To thrive in a data-driven world, business leaders do not have to spin up a data science lab. It is not the main ingredient when developing ML models. Data scientists do play an instrumental role in AI initiatives — however, there has to be an ecosystem of resources in play to realize the true value of ML models. The lack of cohesiveness amongst data scientists and other players in an ecosystem can produce inferior outcomes, increased costs and deployment delays. Appreciating the role other stakeholders play in the ecosystem ensures productionizing ML models at scale alongside being resilient and scalable.
Stakeholders in the ecosystem, apart from the data scientists
As evident in the above diagram, out of the eight key stages in an ML project, data scientists are responsible for only three stages – less than 50% of the life cycle .
For instance, Kroger created a subsidiary unit called 84.51° (a retail data science, insights and media company creating relevant and valuable experiences) to churn out retail analytics use cases and transfer customer data into actionable knowledge. Rather than focusing on building only a data-science team, Kroger’s holistic approach helped it actionize AI.
Myth #4 AI is very easy and we’ve just finished a successful POC.
As per a NewVantage Partners survey of 70 Fortune 1000 companies, 91.5% of companies are reporting ongoing investment in AI. However only 14.6% have deployed AI into widespread production. This contrast is evidence of several organizations falling into ‘model-debt’, with undeployed models that are experimentally successful but lack infra-readiness to deploy at scale.
As discussed above, creating an enterprise level AI solution requires bringing the IT/devops and data science teams together. Production-ready AI pipelines should include versioning, model managing, scalability and traceability – a comprehensive ML ops strategy. However, unlike traditional software, AI model performance should be continuously monitored and measured, with incremental data, as variation in attributes can be pivotal to ensure model effectiveness in production
For instance, AI makes ‘out of stock prediction’ significantly easy for stores in an area. But making that model consumable and able to seamlessly trigger timely insights that can deploy field sales persons to the right place at the right time, at a regional (if not international) level — all that requires a lot more effort than a proof of concept might need.
Myth #5 model accuracy is the north star.
When businesses start considering high model accuracy as a success measure of AI, it’s indicative of a fundamental mistake in analyzing AI use cases. An AI use case goes beyond model accuracy, as once deployed, it starts generating automated decisions which if not captured with the right business and human lens can put the entire effort in vain.
Additionally, the growing need is to build responsible AI that goes beyond precision or accuracy metrics like the F1 score of an ML model.
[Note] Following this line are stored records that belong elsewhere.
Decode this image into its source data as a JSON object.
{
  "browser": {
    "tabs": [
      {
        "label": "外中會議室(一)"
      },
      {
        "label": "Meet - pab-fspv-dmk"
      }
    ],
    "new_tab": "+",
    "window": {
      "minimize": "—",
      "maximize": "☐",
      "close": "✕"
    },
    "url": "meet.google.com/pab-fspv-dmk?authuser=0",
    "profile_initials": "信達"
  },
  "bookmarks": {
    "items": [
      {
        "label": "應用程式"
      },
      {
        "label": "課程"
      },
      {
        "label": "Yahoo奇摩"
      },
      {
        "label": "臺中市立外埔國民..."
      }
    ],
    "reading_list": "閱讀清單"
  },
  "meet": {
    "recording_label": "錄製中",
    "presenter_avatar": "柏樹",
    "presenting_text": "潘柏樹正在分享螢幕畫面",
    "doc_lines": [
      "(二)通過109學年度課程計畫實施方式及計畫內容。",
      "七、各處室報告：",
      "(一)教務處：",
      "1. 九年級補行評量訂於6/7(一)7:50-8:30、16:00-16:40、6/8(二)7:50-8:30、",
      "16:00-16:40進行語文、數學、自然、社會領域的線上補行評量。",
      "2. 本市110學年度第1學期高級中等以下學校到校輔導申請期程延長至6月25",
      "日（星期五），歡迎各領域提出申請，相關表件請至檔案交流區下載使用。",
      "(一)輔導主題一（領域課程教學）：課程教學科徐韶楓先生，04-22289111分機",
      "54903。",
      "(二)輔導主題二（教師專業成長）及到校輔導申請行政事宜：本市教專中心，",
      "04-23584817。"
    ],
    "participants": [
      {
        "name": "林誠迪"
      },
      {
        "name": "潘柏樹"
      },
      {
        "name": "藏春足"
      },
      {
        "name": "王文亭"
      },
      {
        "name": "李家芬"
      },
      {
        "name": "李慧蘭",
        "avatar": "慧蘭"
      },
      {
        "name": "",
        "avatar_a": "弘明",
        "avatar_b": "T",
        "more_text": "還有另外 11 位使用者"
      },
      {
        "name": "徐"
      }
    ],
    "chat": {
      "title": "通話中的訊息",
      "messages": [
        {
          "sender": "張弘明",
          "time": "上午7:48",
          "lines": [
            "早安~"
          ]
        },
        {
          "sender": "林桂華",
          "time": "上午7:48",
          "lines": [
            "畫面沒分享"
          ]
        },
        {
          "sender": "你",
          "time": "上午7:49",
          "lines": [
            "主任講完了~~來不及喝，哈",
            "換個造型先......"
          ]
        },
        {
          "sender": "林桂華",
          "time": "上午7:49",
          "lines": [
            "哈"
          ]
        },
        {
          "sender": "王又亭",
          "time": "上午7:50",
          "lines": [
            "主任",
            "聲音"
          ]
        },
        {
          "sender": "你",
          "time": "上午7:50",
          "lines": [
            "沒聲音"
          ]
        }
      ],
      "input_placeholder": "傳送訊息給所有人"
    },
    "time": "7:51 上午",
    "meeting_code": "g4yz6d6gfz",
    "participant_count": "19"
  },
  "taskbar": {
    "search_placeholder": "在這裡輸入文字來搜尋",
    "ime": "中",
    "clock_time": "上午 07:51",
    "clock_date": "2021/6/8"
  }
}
Inclusivity, privacy, explainability, trust and security of the model should be incorporated into the process right from data collection to deployment through to continuous learning from model performance.
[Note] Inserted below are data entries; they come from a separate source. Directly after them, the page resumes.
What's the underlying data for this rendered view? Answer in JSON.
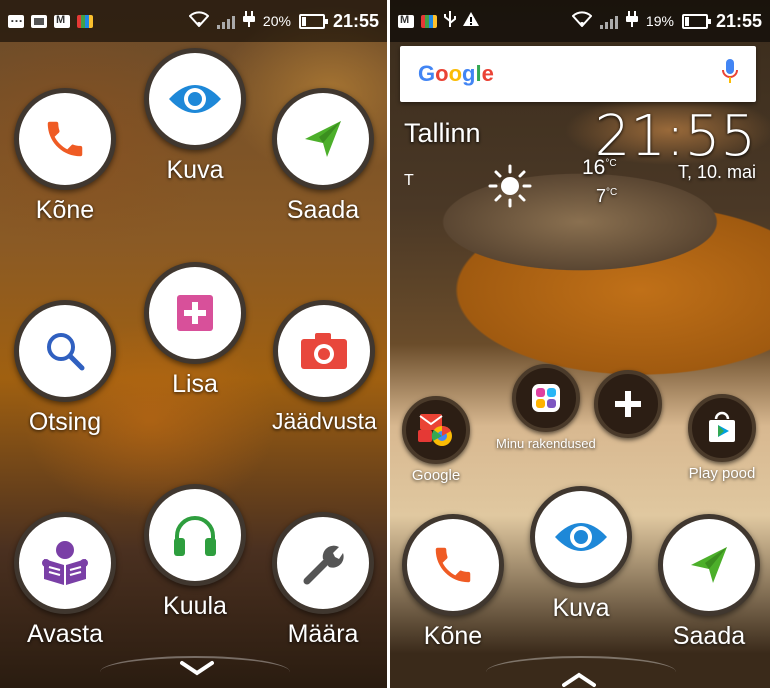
{
  "left_screen": {
    "status": {
      "battery": "20%",
      "time": "21:55"
    },
    "apps": [
      {
        "label": "Kõne"
      },
      {
        "label": "Kuva"
      },
      {
        "label": "Saada"
      },
      {
        "label": "Otsing"
      },
      {
        "label": "Lisa"
      },
      {
        "label": "Jäädvusta"
      },
      {
        "label": "Avasta"
      },
      {
        "label": "Kuula"
      },
      {
        "label": "Määra"
      }
    ],
    "arrow": "down"
  },
  "right_screen": {
    "status": {
      "battery": "19%",
      "time": "21:55"
    },
    "search_logo": "Google",
    "weather": {
      "city": "Tallinn",
      "time": "21:55",
      "date": "T, 10. mai",
      "day": "T",
      "high": "16",
      "low": "7",
      "unit": "°C"
    },
    "shortcuts": [
      {
        "label": "Google"
      },
      {
        "label": "Minu rakendused"
      },
      {
        "label": ""
      },
      {
        "label": "Play pood"
      }
    ],
    "dock": [
      {
        "label": "Kõne"
      },
      {
        "label": "Kuva"
      },
      {
        "label": "Saada"
      }
    ],
    "arrow": "up"
  },
  "colors": {
    "phone": "#ef5b24",
    "eye": "#1e88d8",
    "send": "#4caf2a",
    "search": "#3060c0",
    "plus": "#d8509a",
    "camera": "#e8473c",
    "avasta": "#7a3fa6",
    "headphones": "#2e9e3e",
    "wrench": "#555555"
  }
}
Initiatives like personalization in digital commerce should be based on A/B testing so that customer feedback can be incorporated early on and AI models can be improved iteratively before they are launched in the market.
In conclusion, the potential of AI as a disruptive force is hard to dispute, however, organizations should focus on building adaptive AI – which can self-adjust (minimum manual overhaul) based on the inevitable changes in customer, competition and operating environments. This approach will bring increased differentiation for retailers across the board.
By bringing decision intelligence to augment human being at the heart of retail functions, retailers can leverage through a unified, connected, decision making framework that learns continuously from the environment and make predictions time-relevant and self intuitive.
Disclaimer: The statements and opinions expressed in this article are those of the author(s) and do not necessarily reflect the positions of Thoughtworks.